After a lot of retried attempts,
systemd-resolved marks the DNS server as non-DNSSEC capable:
Jul 18 14:31:22 lars-debian systemd-resolved: Server 10.88.30.3 does not support DNSSEC, downgrading to non-DNSSEC mode.
Unfortunately, at this time the damage is already done.
Walking in circles
What happened? To check for DNSSEC support,
systemd-resolved sends a DNS query for the
DS record type of
consul. to its configured recursor.
In this case, that is the dnsmasq server running at
10.88.10.3. dnsmasq receives the query, and sees that a specific resolver has been configured for
consul.. It forwards the DNS query to the consul server at
10.88.10.2 to resolve it.
Consul is configured with a recursor, so DNS queries for other (not
*.consul) domains would be forwarded to the same dnsmasq server.
However, the underlying DNS server implementation of consul delegates
DS queries to the parent handler, which are the configured recursors.
The result is that a
DS consul. query is sent from consul
10.88.10.3 to the dnsmasq server running at
Upon seeing a query for
consul., dnsmasq forwards it back to consul, and round and round in circles it goes.
Dnsmasq has a maximum number of concurrent pending queries, by default 150.
When this limit is reached, it starts answering
SERVFAIL to all new requests.
This response starts making its way back up the stack of recursive DNS queries.
Upon receiving a
SERVFAIL answer, dnsmasq will retry the DNS query once more.
There is a stack of 150 pending queries that are waiting for a response of the previous query.
Every time a slot becomes available, it is immediately occupied by a retry.

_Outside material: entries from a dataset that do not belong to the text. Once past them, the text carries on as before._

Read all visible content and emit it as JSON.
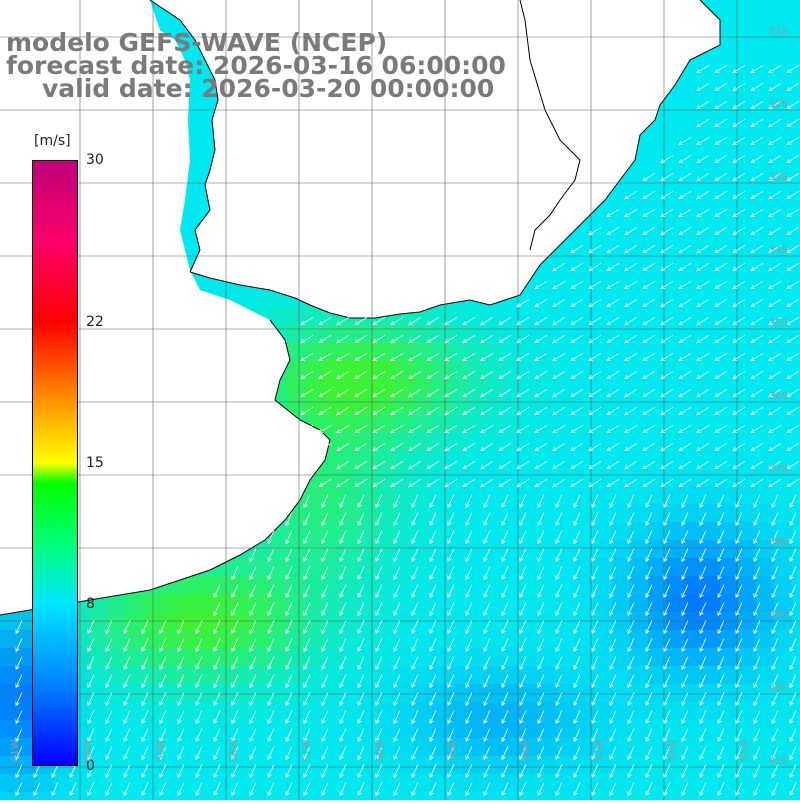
{
  "title": {
    "line1": "modelo GEFS-WAVE (NCEP)",
    "line2": "forecast date: 2026-03-16 06:00:00",
    "line3": "valid date: 2026-03-20 00:00:00"
  },
  "colorbar": {
    "units": "[m/s]",
    "ticks": [
      {
        "label": "30",
        "value": 30
      },
      {
        "label": "22",
        "value": 22
      },
      {
        "label": "15",
        "value": 15
      },
      {
        "label": "8",
        "value": 8
      },
      {
        "label": "0",
        "value": 0
      }
    ]
  },
  "lat_labels": [
    "31S",
    "32S",
    "33S",
    "34S",
    "35S",
    "36S",
    "37S",
    "38S",
    "39S",
    "40S",
    "41S"
  ],
  "lon_labels": [
    "61W",
    "60W",
    "59W",
    "58W",
    "57W",
    "56W",
    "55W",
    "54W",
    "53W",
    "52W",
    "51W"
  ],
  "colors": {
    "land": "#ffffff",
    "coast": "#000000",
    "grid": "#606060",
    "arrow": "#ffffff"
  }
}
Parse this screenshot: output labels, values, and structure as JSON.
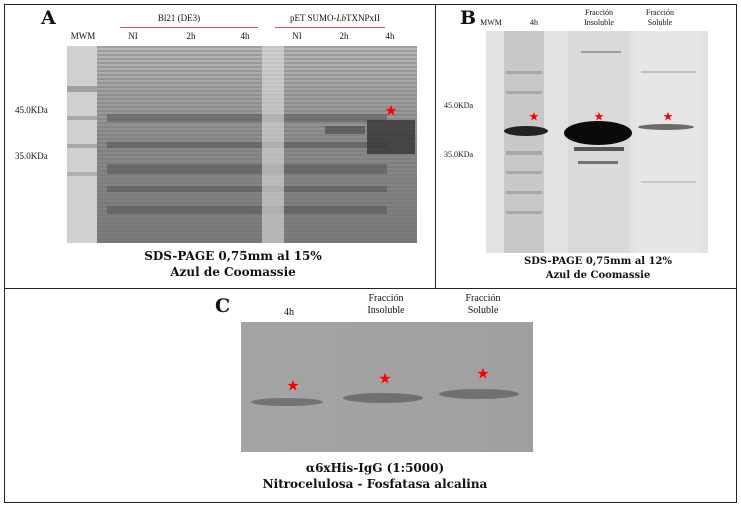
{
  "panel_a": {
    "letter": "A",
    "mwm_label": "MWM",
    "group1": "Bl21 (DE3)",
    "group2": "pET SUMO-LbTXNPxII",
    "lanes": [
      "NI",
      "2h",
      "4h",
      "NI",
      "2h",
      "4h"
    ],
    "markers": [
      "45.0KDa",
      "35.0KDa"
    ],
    "caption_line1": "SDS-PAGE  0,75mm al 15%",
    "caption_line2": "Azul de Coomassie"
  },
  "panel_b": {
    "letter": "B",
    "mwm_label": "MWM",
    "lane1": "4h",
    "lane2_line1": "Fracción",
    "lane2_line2": "Insoluble",
    "lane3_line1": "Fracción",
    "lane3_line2": "Soluble",
    "markers": [
      "45.0KDa",
      "35.0KDa"
    ],
    "caption_line1": "SDS-PAGE  0,75mm al 12%",
    "caption_line2": "Azul de Coomassie"
  },
  "panel_c": {
    "letter": "C",
    "lane1": "4h",
    "lane2_line1": "Fracción",
    "lane2_line2": "Insoluble",
    "lane3_line1": "Fracción",
    "lane3_line2": "Soluble",
    "caption_line1": "α6xHis-IgG (1:5000)",
    "caption_line2": "Nitrocelulosa - Fosfatasa alcalina"
  },
  "star_symbol": "★",
  "star_color": "#ff0000"
}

The result is that very little legitimate DNS queries are able to get through. The only way to resolve this loop is to break it by restarting either dnsmasq or consul.
Don’t create a loop in your DNS recursors’ configuration. In our case, nothing was querying consul directly anyways, since the dnsmasq server was configured the system resolver.
I reported an issue to consul, because either the documentation or the code is incorrect. This lead us to think that our configuration was okay.